By Paul Roberts
Special to The PREVIEW
Join musician and music therapist Paul Roberts for a free hand-drumming class at the Pagosa Lakes Clubhouse on Tuesday, July 31, at noon.
The class offers a welcoming environment that encourages fun, creativity, playfulness and connecting with others. Drums are provided for those who do not have one. Designed as an opportunity for people of all ages to unleash their creativity, the drumming class is a family-friendly activity open to all ages. No previous experience is necessary.
A boy who yearns for a drum forms the basis of a folktale from India. The boy felt the beat of the drum deep inside his heart, but his mother was too poor to buy him a drum, so she gave him a stick instead. While playing with his stick, he noticed that an old woman was having trouble lighting her stove, so he gave her his stick, which got the stove going. To thank him, she gave him a chapati.
The boy came upon a mother and her hungry child, and he gave them his chapati. The mother, whose husband was the potter, thanked him by giving him a large pot.
As he walked along, the boy heard a couple quarreling. They were in a fix because the wife had broken the pot they had used for washing clothes. The boy gave them his large pot. In return, the couple gave him a warm coat.
Later, the boy met a man who had been attacked by robbers who had helped themselves to just about everything he had, including his shirt. The boy gave the man his warm coat. The man rewarded him with a strong horse that, luckily, the robbers hadn’t noticed.
After some time, the boy came upon a wedding party where everyone was in distress because they didn’t have a horse for the wedding procession. He gave them his horse and they rewarded with a drum — what he had longed for all along. The boy ran home to play a song for his mother, a song from deep inside his heart.
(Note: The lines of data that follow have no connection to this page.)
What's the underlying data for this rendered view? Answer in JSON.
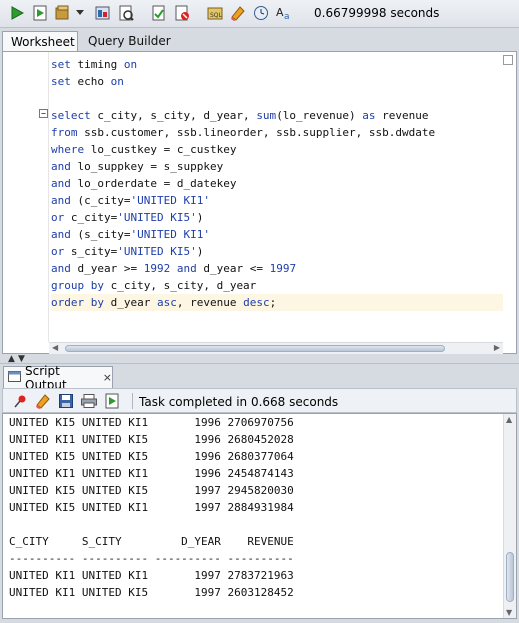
{
  "toolbar": {
    "buttons": [
      "run-statement-icon",
      "run-script-icon",
      "commit-icon",
      "autotrace-icon",
      "explain-plan-icon",
      "sql-tuning-icon",
      "rollback-icon",
      "format-icon",
      "clear-icon",
      "history-icon",
      "font-case-icon"
    ],
    "elapsed": "0.66799998 seconds"
  },
  "tabs": {
    "worksheet": "Worksheet",
    "query_builder": "Query Builder"
  },
  "editor": {
    "lines": [
      [
        {
          "t": "set ",
          "c": "kw"
        },
        {
          "t": "timing ",
          "c": ""
        },
        {
          "t": "on",
          "c": "kw"
        }
      ],
      [
        {
          "t": "set ",
          "c": "kw"
        },
        {
          "t": "echo ",
          "c": ""
        },
        {
          "t": "on",
          "c": "kw"
        }
      ],
      [
        {
          "t": "",
          "c": ""
        }
      ],
      [
        {
          "t": "select ",
          "c": "kw"
        },
        {
          "t": "c_city, s_city, d_year, ",
          "c": ""
        },
        {
          "t": "sum",
          "c": "kw"
        },
        {
          "t": "(lo_revenue) ",
          "c": ""
        },
        {
          "t": "as ",
          "c": "kw"
        },
        {
          "t": "revenue",
          "c": ""
        }
      ],
      [
        {
          "t": "from ",
          "c": "kw"
        },
        {
          "t": "ssb.customer, ssb.lineorder, ssb.supplier, ssb.dwdate",
          "c": ""
        }
      ],
      [
        {
          "t": "where ",
          "c": "kw"
        },
        {
          "t": "lo_custkey = c_custkey",
          "c": ""
        }
      ],
      [
        {
          "t": "and ",
          "c": "kw"
        },
        {
          "t": "lo_suppkey = s_suppkey",
          "c": ""
        }
      ],
      [
        {
          "t": "and ",
          "c": "kw"
        },
        {
          "t": "lo_orderdate = d_datekey",
          "c": ""
        }
      ],
      [
        {
          "t": "and ",
          "c": "kw"
        },
        {
          "t": "(c_city=",
          "c": ""
        },
        {
          "t": "'UNITED KI1'",
          "c": "str"
        }
      ],
      [
        {
          "t": "or ",
          "c": "kw"
        },
        {
          "t": "c_city=",
          "c": ""
        },
        {
          "t": "'UNITED KI5'",
          "c": "str"
        },
        {
          "t": ")",
          "c": ""
        }
      ],
      [
        {
          "t": "and ",
          "c": "kw"
        },
        {
          "t": "(s_city=",
          "c": ""
        },
        {
          "t": "'UNITED KI1'",
          "c": "str"
        }
      ],
      [
        {
          "t": "or ",
          "c": "kw"
        },
        {
          "t": "s_city=",
          "c": ""
        },
        {
          "t": "'UNITED KI5'",
          "c": "str"
        },
        {
          "t": ")",
          "c": ""
        }
      ],
      [
        {
          "t": "and ",
          "c": "kw"
        },
        {
          "t": "d_year >= ",
          "c": ""
        },
        {
          "t": "1992 ",
          "c": "num"
        },
        {
          "t": "and ",
          "c": "kw"
        },
        {
          "t": "d_year <= ",
          "c": ""
        },
        {
          "t": "1997",
          "c": "num"
        }
      ],
      [
        {
          "t": "group by ",
          "c": "kw"
        },
        {
          "t": "c_city, s_city, d_year",
          "c": ""
        }
      ],
      [
        {
          "t": "order by ",
          "c": "kw"
        },
        {
          "t": "d_year ",
          "c": ""
        },
        {
          "t": "asc",
          "c": "kw"
        },
        {
          "t": ", revenue ",
          "c": ""
        },
        {
          "t": "desc",
          "c": "kw"
        },
        {
          "t": ";",
          "c": ""
        }
      ]
    ],
    "current_line": 14,
    "fold_marker": "−"
  },
  "output_tab": {
    "label": "Script Output",
    "close": "×"
  },
  "output_toolbar": {
    "buttons": [
      "pin-icon",
      "clear-output-icon",
      "save-icon",
      "print-icon",
      "run-script-output-icon"
    ],
    "status": "Task completed in 0.668 seconds"
  },
  "output": {
    "lines": [
      "UNITED KI5 UNITED KI1       1996 2706970756",
      "UNITED KI1 UNITED KI5       1996 2680452028",
      "UNITED KI5 UNITED KI5       1996 2680377064",
      "UNITED KI1 UNITED KI1       1996 2454874143",
      "UNITED KI5 UNITED KI5       1997 2945820030",
      "UNITED KI5 UNITED KI1       1997 2884931984",
      "",
      "C_CITY     S_CITY         D_YEAR    REVENUE",
      "---------- ---------- ---------- ----------",
      "UNITED KI1 UNITED KI1       1997 2783721963",
      "UNITED KI1 UNITED KI5       1997 2603128452"
    ]
  }
}
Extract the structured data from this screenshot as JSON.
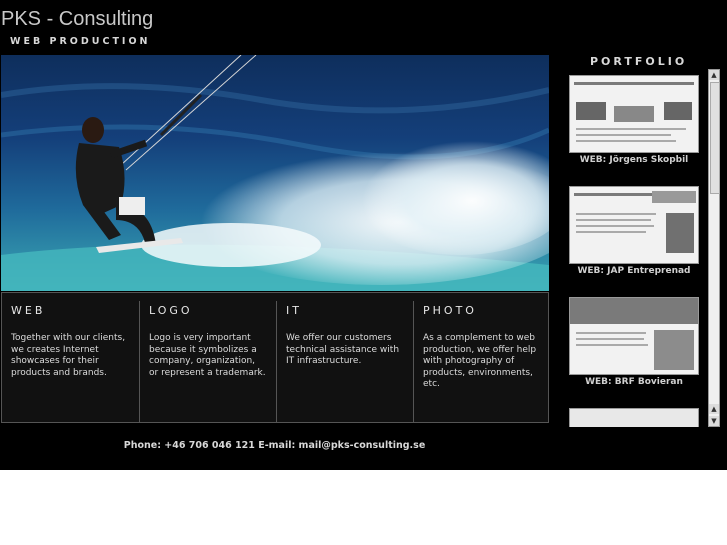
{
  "site": {
    "title": "PKS - Consulting",
    "tagline": "WEB PRODUCTION"
  },
  "services": [
    {
      "title": "WEB",
      "text": "Together with our clients, we creates Internet showcases for their products and brands."
    },
    {
      "title": "LOGO",
      "text": "Logo is very important because it symbolizes a company, organization, or represent a trademark."
    },
    {
      "title": "IT",
      "text": "We offer our customers technical assistance with IT infrastructure."
    },
    {
      "title": "PHOTO",
      "text": "As a complement to web production, we offer help with photography of products, environments, etc."
    }
  ],
  "footer": {
    "contact": "Phone: +46 706 046 121  E-mail: mail@pks-consulting.se"
  },
  "portfolio": {
    "title": "PORTFOLIO",
    "items": [
      {
        "label": "WEB: Jörgens Skopbil"
      },
      {
        "label": "WEB: JAP Entreprenad"
      },
      {
        "label": "WEB: BRF Bovieran"
      }
    ]
  },
  "scrollbar": {
    "up_icon": "arrow-up-icon",
    "down_icon": "arrow-down-icon"
  }
}
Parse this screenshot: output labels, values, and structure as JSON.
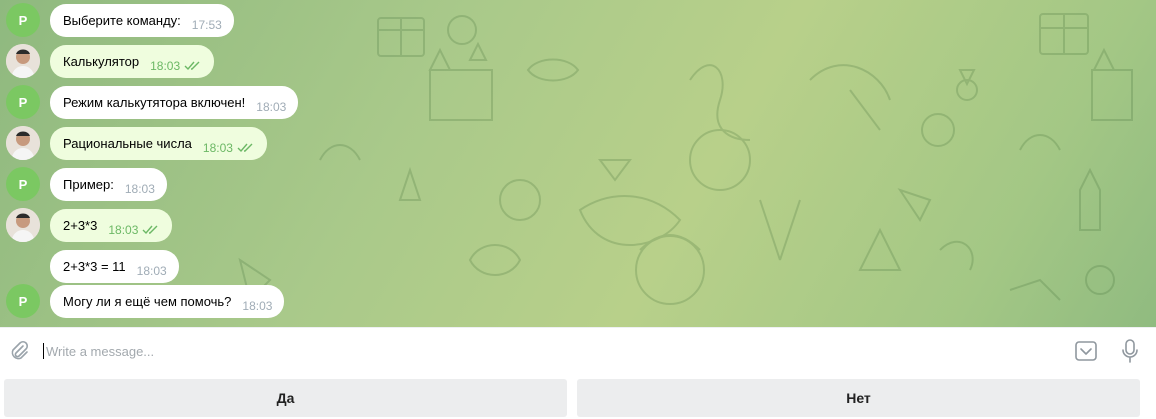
{
  "chat": {
    "messages": [
      {
        "from": "bot",
        "avatar_letter": "P",
        "text": "Выберите команду:",
        "time": "17:53"
      },
      {
        "from": "user",
        "text": "Калькулятор",
        "time": "18:03",
        "status": "read"
      },
      {
        "from": "bot",
        "avatar_letter": "P",
        "text": "Режим калькутятора включен!",
        "time": "18:03"
      },
      {
        "from": "user",
        "text": "Рациональные числа",
        "time": "18:03",
        "status": "read"
      },
      {
        "from": "bot",
        "avatar_letter": "P",
        "text": "Пример:",
        "time": "18:03"
      },
      {
        "from": "user",
        "text": "2+3*3",
        "time": "18:03",
        "status": "read"
      },
      {
        "from": "bot",
        "avatar_letter": "",
        "text": "2+3*3 = 11",
        "time": "18:03"
      },
      {
        "from": "bot",
        "avatar_letter": "P",
        "text": "Могу ли я ещё чем помочь?",
        "time": "18:03"
      }
    ]
  },
  "composer": {
    "placeholder": "Write a message...",
    "value": ""
  },
  "reply_keyboard": {
    "buttons": [
      {
        "label": "Да"
      },
      {
        "label": "Нет"
      }
    ]
  },
  "icons": {
    "attach": "paperclip-icon",
    "keyboard_toggle": "chevron-down-icon",
    "voice": "microphone-icon",
    "read_status": "double-check-icon"
  },
  "colors": {
    "bot_avatar": "#7bc862",
    "outgoing_bubble": "#effdde",
    "incoming_bubble": "#ffffff",
    "read_check": "#6cb865",
    "wallpaper": "#a9c98a"
  }
}
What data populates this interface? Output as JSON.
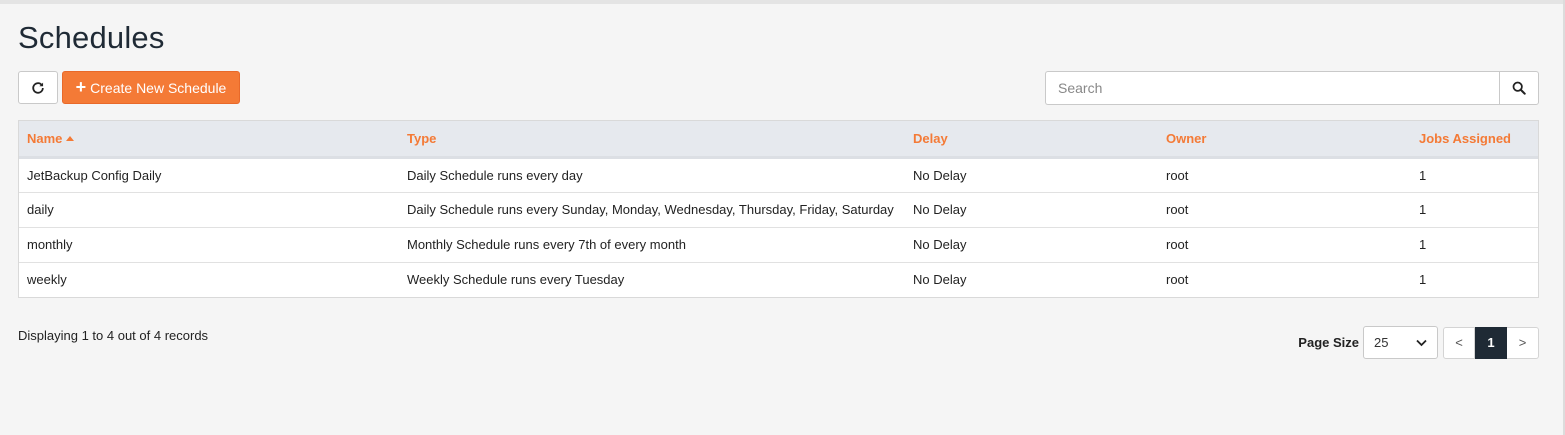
{
  "page": {
    "title": "Schedules"
  },
  "toolbar": {
    "refresh_icon": "refresh-icon",
    "create_label": "Create New Schedule",
    "search_placeholder": "Search",
    "search_icon": "search-icon",
    "accent_color": "#f47a36"
  },
  "table": {
    "columns": [
      {
        "label": "Name",
        "sorted": "asc"
      },
      {
        "label": "Type"
      },
      {
        "label": "Delay"
      },
      {
        "label": "Owner"
      },
      {
        "label": "Jobs Assigned"
      }
    ],
    "rows": [
      {
        "name": "JetBackup Config Daily",
        "type": "Daily Schedule runs every day",
        "delay": "No Delay",
        "owner": "root",
        "jobs": "1"
      },
      {
        "name": "daily",
        "type": "Daily Schedule runs every Sunday, Monday, Wednesday, Thursday, Friday, Saturday",
        "delay": "No Delay",
        "owner": "root",
        "jobs": "1"
      },
      {
        "name": "monthly",
        "type": "Monthly Schedule runs every 7th of every month",
        "delay": "No Delay",
        "owner": "root",
        "jobs": "1"
      },
      {
        "name": "weekly",
        "type": "Weekly Schedule runs every Tuesday",
        "delay": "No Delay",
        "owner": "root",
        "jobs": "1"
      }
    ]
  },
  "footer": {
    "records_info": "Displaying 1 to 4 out of 4 records",
    "page_size_label": "Page Size",
    "page_size_value": "25",
    "prev_label": "<",
    "current_page": "1",
    "next_label": ">",
    "current_page_color": "#1f2a35"
  }
}
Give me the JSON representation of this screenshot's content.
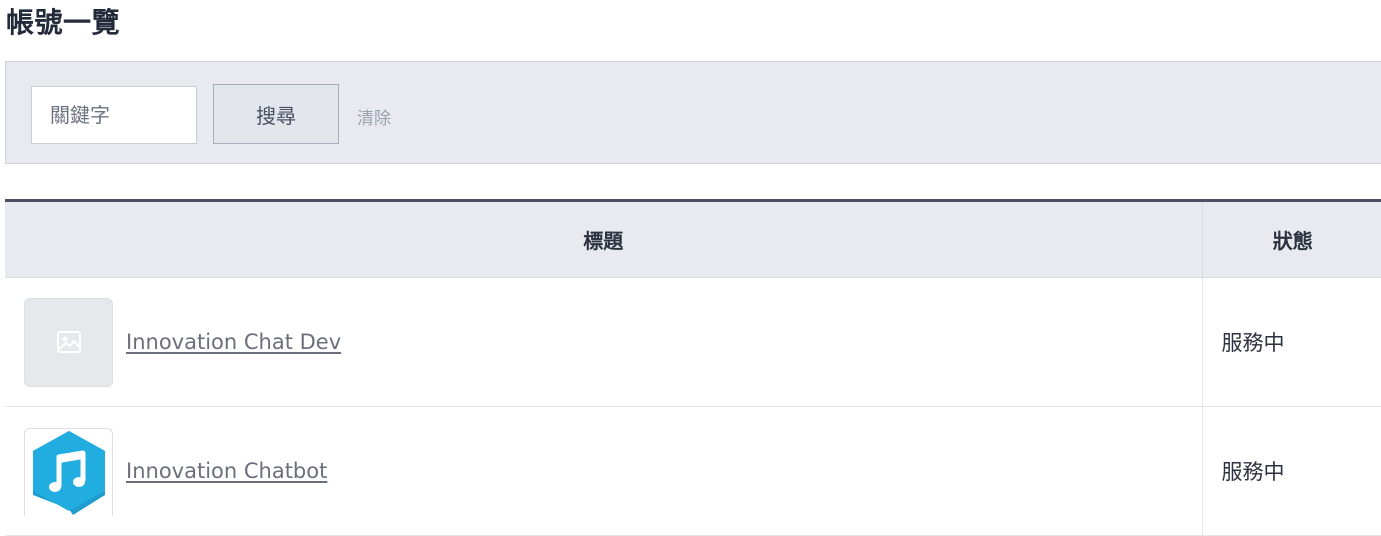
{
  "page": {
    "title": "帳號一覽"
  },
  "search": {
    "placeholder": "關鍵字",
    "value": "",
    "search_label": "搜尋",
    "clear_label": "清除"
  },
  "table": {
    "columns": {
      "title": "標題",
      "status": "狀態"
    },
    "rows": [
      {
        "name": "Innovation Chat Dev",
        "status": "服務中",
        "icon": "image-placeholder-icon"
      },
      {
        "name": "Innovation Chatbot",
        "status": "服務中",
        "icon": "music-note-icon"
      }
    ]
  },
  "colors": {
    "heading": "#232a3a",
    "panel_bg": "#e8eaef",
    "table_header_top_border": "#4a5063",
    "link": "#69707c",
    "brand_icon": "#1aa7d8"
  }
}
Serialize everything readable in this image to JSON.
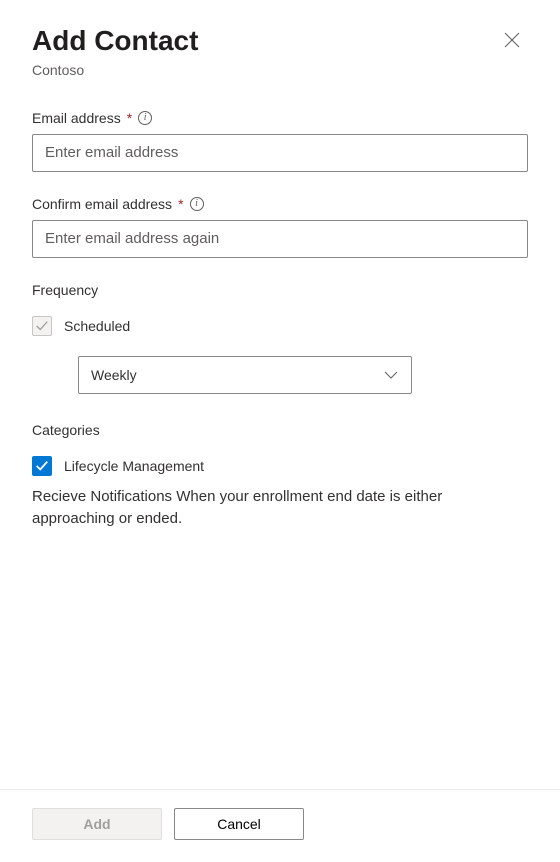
{
  "header": {
    "title": "Add Contact",
    "subtitle": "Contoso"
  },
  "fields": {
    "email": {
      "label": "Email address",
      "placeholder": "Enter email address",
      "value": ""
    },
    "confirm": {
      "label": "Confirm email address",
      "placeholder": "Enter email address again",
      "value": ""
    }
  },
  "frequency": {
    "label": "Frequency",
    "scheduled_label": "Scheduled",
    "select_value": "Weekly"
  },
  "categories": {
    "label": "Categories",
    "lifecycle_label": "Lifecycle Management",
    "lifecycle_desc": "Recieve Notifications When your enrollment end date is either approaching or ended."
  },
  "footer": {
    "add": "Add",
    "cancel": "Cancel"
  }
}
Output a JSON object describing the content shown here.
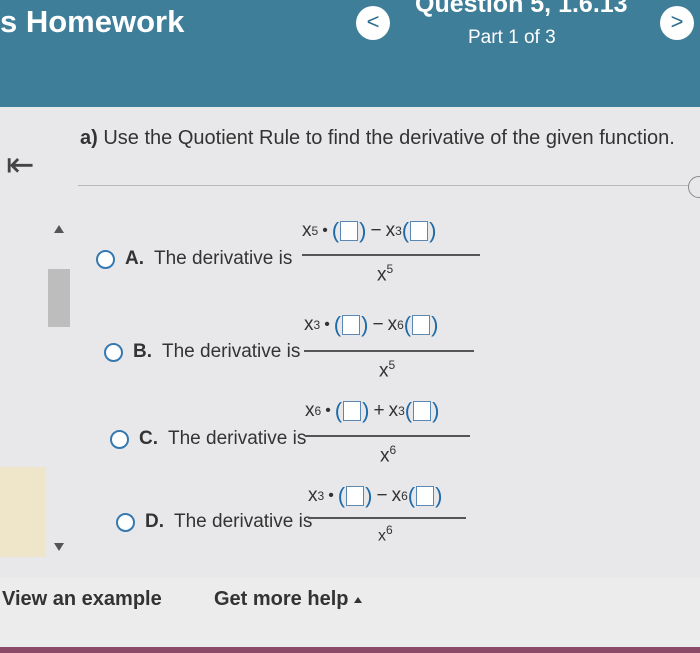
{
  "header": {
    "title": "s Homework",
    "prev_label": "<",
    "next_label": ">",
    "question_title": "Question 5, 1.6.13",
    "part": "Part 1 of 3"
  },
  "question": {
    "prompt_letter": "a)",
    "prompt_text": "Use the Quotient Rule to find the derivative of the given function."
  },
  "options": [
    {
      "letter": "A.",
      "text": "The derivative is",
      "t1": "x",
      "e1": "5",
      "op": "−",
      "t2": "x",
      "e2": "3",
      "den": "x",
      "dene": "5"
    },
    {
      "letter": "B.",
      "text": "The derivative is",
      "t1": "x",
      "e1": "3",
      "op": "−",
      "t2": "x",
      "e2": "6",
      "den": "x",
      "dene": "5"
    },
    {
      "letter": "C.",
      "text": "The derivative is",
      "t1": "x",
      "e1": "6",
      "op": "+",
      "t2": "x",
      "e2": "3",
      "den": "x",
      "dene": "6"
    },
    {
      "letter": "D.",
      "text": "The derivative is",
      "t1": "x",
      "e1": "3",
      "op": "−",
      "t2": "x",
      "e2": "6",
      "den": "x",
      "dene": "6"
    }
  ],
  "footer": {
    "example": "View an example",
    "help": "Get more help"
  },
  "colors": {
    "header_bg": "#3f7e98",
    "radio_border": "#3579b0",
    "answer_box_border": "#5a88b3"
  }
}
This folktale intertwines empathy with music, a concept that many scholars, educators and philosophers have been fascinated by and which a considerable amount of scientific research now supports.
In his book, “Defining Music Therapy,” author Kenneth E. Bruscia writes, “Music is a medium par excellence for empathy. In fact, in many ways, it is unmatched by any other medium. When we sing the same song together, we live in the same melody, we share the same tonal center, we articulate the same lyrics, we move ahead according to the same rhythm — moment by moment, sound by sound, through an ongoing awareness of the other, and through continuing efforts to stay together and thereby become one within the experience.”
Can participation in a hand-drumming class enhance emotional empathy? After 40 consecutive classes, purely anecdotal evidence veers toward the affirmative.
Immersed in the nonverbal language of music, participants develop the ability to experience each other’s emotional states. In a mutually beneficial atmosphere of good-natured reciprocity, the class demonstrates that music is a powerful medium for social interaction. Getting into the groove with others through music, we attune to each other empathetically.